In the past, Crookes’s music has been called neo-soul and alternative R&B but she says Skin is a pop album. “If I was white, would people still classify my music like that? Because I feel like these genres are very much interlinked with race and the way I look. I just wish that wasn’t the case.”

Those expectations based on her heritage are something she has always had to endure. “Growing up in Elephant and Castle, people used to say stuff like, ‘You play guitar? Do you think you’re white?’”

Today, she would point out that gospel musician Sister Rosetta Tharpe pretty much invented rock’n’roll in the 30s, but “there was a period when I was really young where I felt embarrassed by the music I made. I was scared about what people expected of a brown girl. I never felt like I couldn’t do anything because other people told me I couldn’t, though. If anything, that just encouraged me to do it. Now, I believe there’s absolutely nothing wrong with doing whatever I want.”

Joy Crookes (Photo: Toast)

Talking about race, Crookes is quick to point out that “trauma porn and suffering sob stories are the opposite of what I am about”.

“But I think people expect that from ethnic people. Today I was asked if I’ve ever experienced racism – it’s just not the first thing you ask someone. Anyone that has ever been part of a minority group, race, sexuality, whatever, there are always going to be people who think it’s appropriate to point at your most vulnerable part and ask about it. It’s no one’s business.

“I love the power of love. I love the power of being empowered. I’m not here for you to get your string section out while I give you a sob story,” she continues. “I’m not looking for a professional victim complex. I’m not going to serve your headline with my shit, it’s not who I am.”

Refusing to play into other people’s narratives, Skin is an empowering listen. “There’s a strong feeling of ‘F**k ’em’ in it,” she says, grinning, revealing that that is also one of the best pieces of advice she ever received from her father – a mantra to deal with people who don’t understand, don’t listen or just aren’t worth the time.

So why does Crookes’s music connect to so many people? “I think it’s cos I’m the type of girl that will probably have a beer with you.
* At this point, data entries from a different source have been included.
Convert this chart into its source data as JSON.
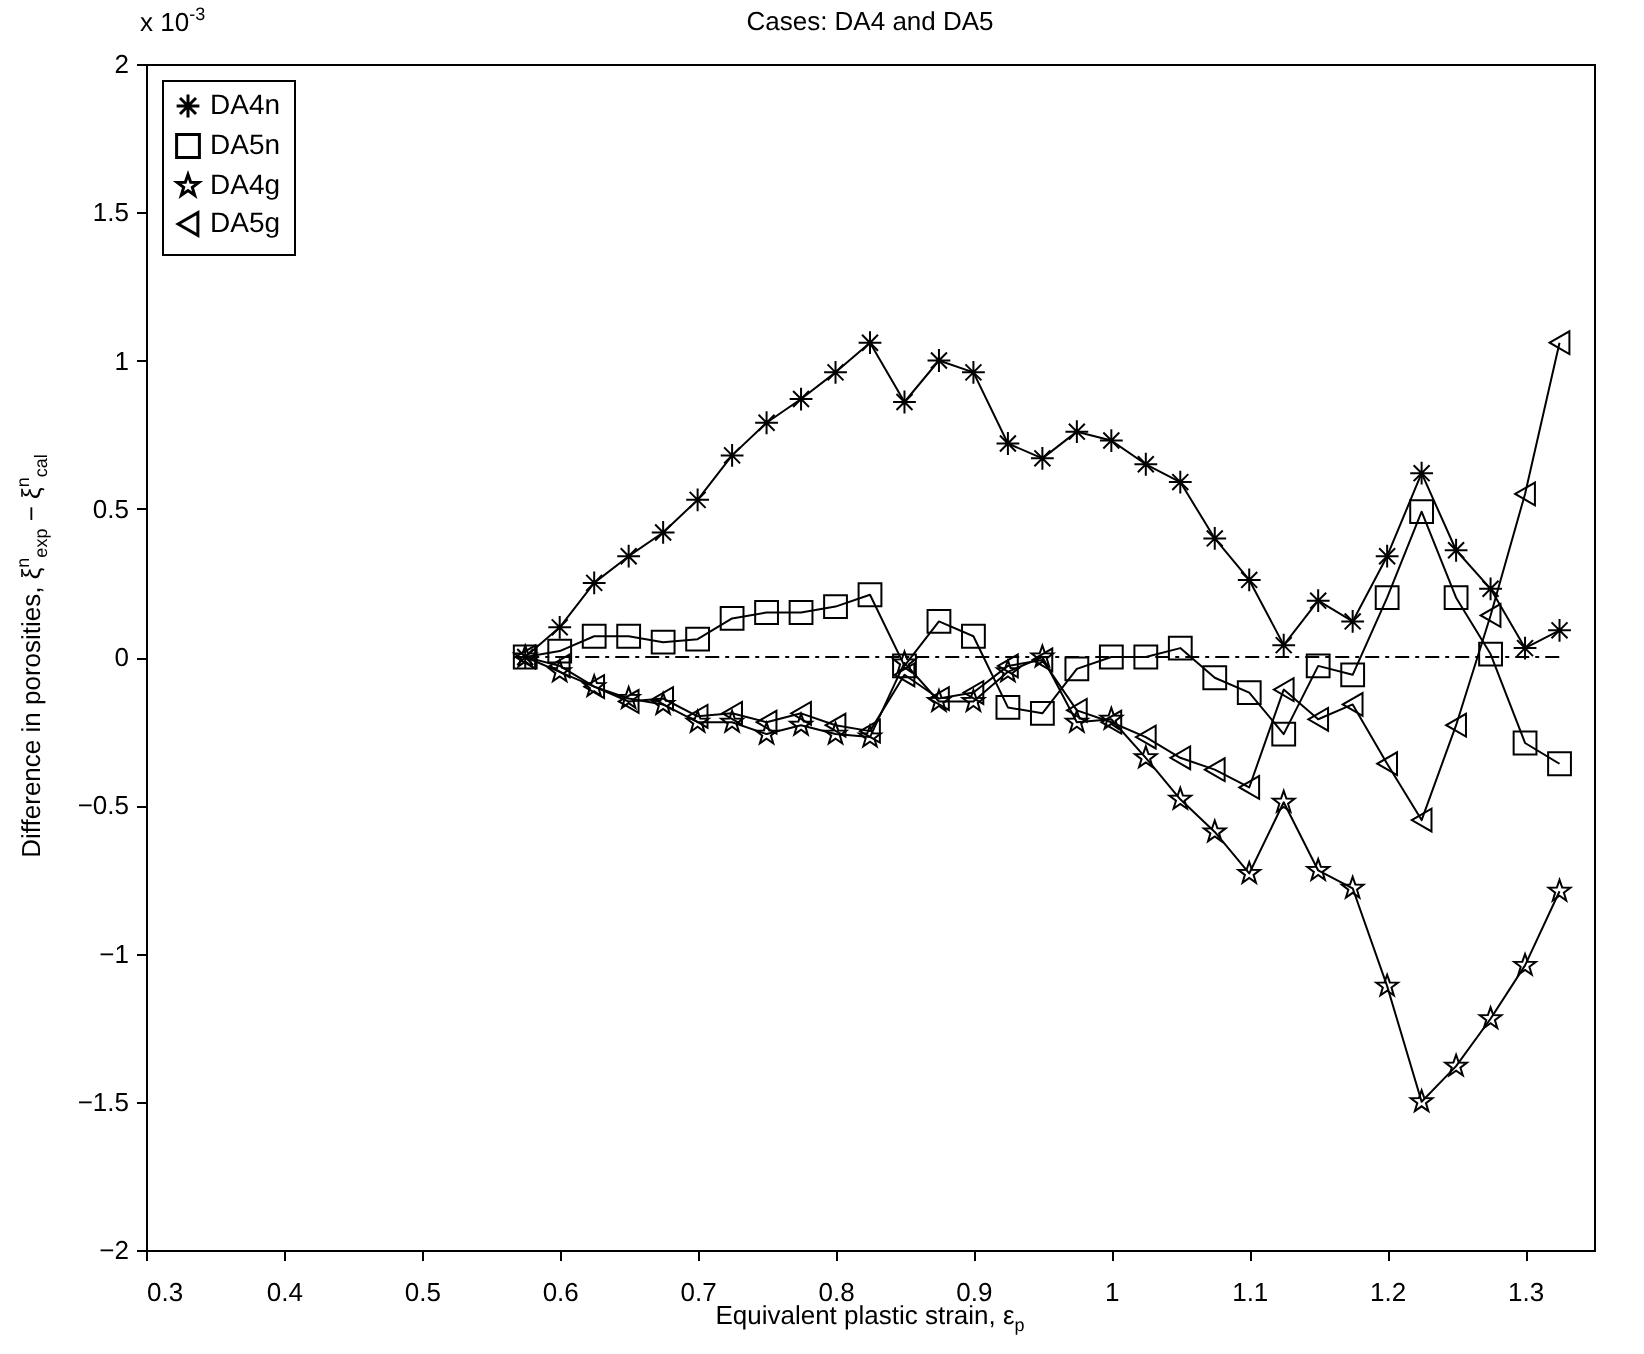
{
  "chart_data": {
    "type": "line",
    "title": "Cases:  DA4 and DA5",
    "xlabel": "Equivalent plastic strain,  ε$_{p}$",
    "ylabel": "Difference in porosities,  ξ$^{n}$$_{exp}$ − ξ$^{n}$$_{cal}$",
    "annotations": [
      "x 10$^{-3}$"
    ],
    "x": [
      0.575,
      0.6,
      0.625,
      0.65,
      0.675,
      0.7,
      0.725,
      0.75,
      0.775,
      0.8,
      0.825,
      0.85,
      0.875,
      0.9,
      0.925,
      0.95,
      0.975,
      1.0,
      1.025,
      1.05,
      1.075,
      1.1,
      1.125,
      1.15,
      1.175,
      1.2,
      1.225,
      1.25,
      1.275,
      1.3,
      1.325
    ],
    "series": [
      {
        "name": "DA4n",
        "color": "#000000",
        "marker": "cross",
        "values": [
          0,
          0.1,
          0.25,
          0.34,
          0.42,
          0.53,
          0.68,
          0.79,
          0.87,
          0.96,
          1.06,
          0.86,
          1.0,
          0.96,
          0.72,
          0.67,
          0.76,
          0.73,
          0.65,
          0.59,
          0.4,
          0.26,
          0.04,
          0.19,
          0.12,
          0.34,
          0.62,
          0.36,
          0.23,
          0.03,
          0.09
        ]
      },
      {
        "name": "DA5n",
        "color": "#000000",
        "marker": "square",
        "values": [
          0,
          0.02,
          0.07,
          0.07,
          0.05,
          0.06,
          0.13,
          0.15,
          0.15,
          0.17,
          0.21,
          -0.03,
          0.12,
          0.07,
          -0.17,
          -0.19,
          -0.04,
          0,
          0,
          0.03,
          -0.07,
          -0.12,
          -0.26,
          -0.03,
          -0.06,
          0.2,
          0.49,
          0.2,
          0.01,
          -0.29,
          -0.36
        ]
      },
      {
        "name": "DA4g",
        "color": "#000000",
        "marker": "star",
        "values": [
          0,
          -0.05,
          -0.1,
          -0.14,
          -0.16,
          -0.22,
          -0.22,
          -0.26,
          -0.23,
          -0.26,
          -0.27,
          -0.02,
          -0.15,
          -0.15,
          -0.05,
          0,
          -0.22,
          -0.21,
          -0.34,
          -0.48,
          -0.59,
          -0.73,
          -0.49,
          -0.72,
          -0.78,
          -1.11,
          -1.5,
          -1.38,
          -1.22,
          -1.04,
          -0.79
        ]
      },
      {
        "name": "DA5g",
        "color": "#000000",
        "marker": "triangle",
        "values": [
          0,
          -0.03,
          -0.1,
          -0.15,
          -0.14,
          -0.2,
          -0.19,
          -0.22,
          -0.19,
          -0.23,
          -0.25,
          -0.06,
          -0.14,
          -0.12,
          -0.03,
          -0.01,
          -0.18,
          -0.22,
          -0.27,
          -0.34,
          -0.38,
          -0.44,
          -0.11,
          -0.21,
          -0.16,
          -0.36,
          -0.55,
          -0.23,
          0.14,
          0.55,
          1.06
        ]
      },
      {
        "color": "#000000",
        "marker": "none",
        "line_style": "dashed",
        "x": [
          0.575,
          1.325
        ],
        "values": [
          0,
          0
        ]
      }
    ],
    "xlim": [
      0.3,
      1.35
    ],
    "xticks": [
      0.3,
      0.4,
      0.5,
      0.6,
      0.7,
      0.8,
      0.9,
      1,
      1.1,
      1.2,
      1.3
    ],
    "ylim": [
      -2,
      2
    ],
    "yticks": [
      -2,
      -1.5,
      -1,
      -0.5,
      0,
      0.5,
      1,
      1.5,
      2
    ],
    "legend": "top left"
  }
}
I’m capable of being accessible – not just musically but as a human being,” she explains.

“It’s weird when artists hit their head and decide to have this level of mystery around them. I’m the opposite.

“There is a strong, unapologetic nature to all my favourite artists, and I want to be like that. They’re just real human beings, faults and all, but they’re the ones who make me feel empowered.”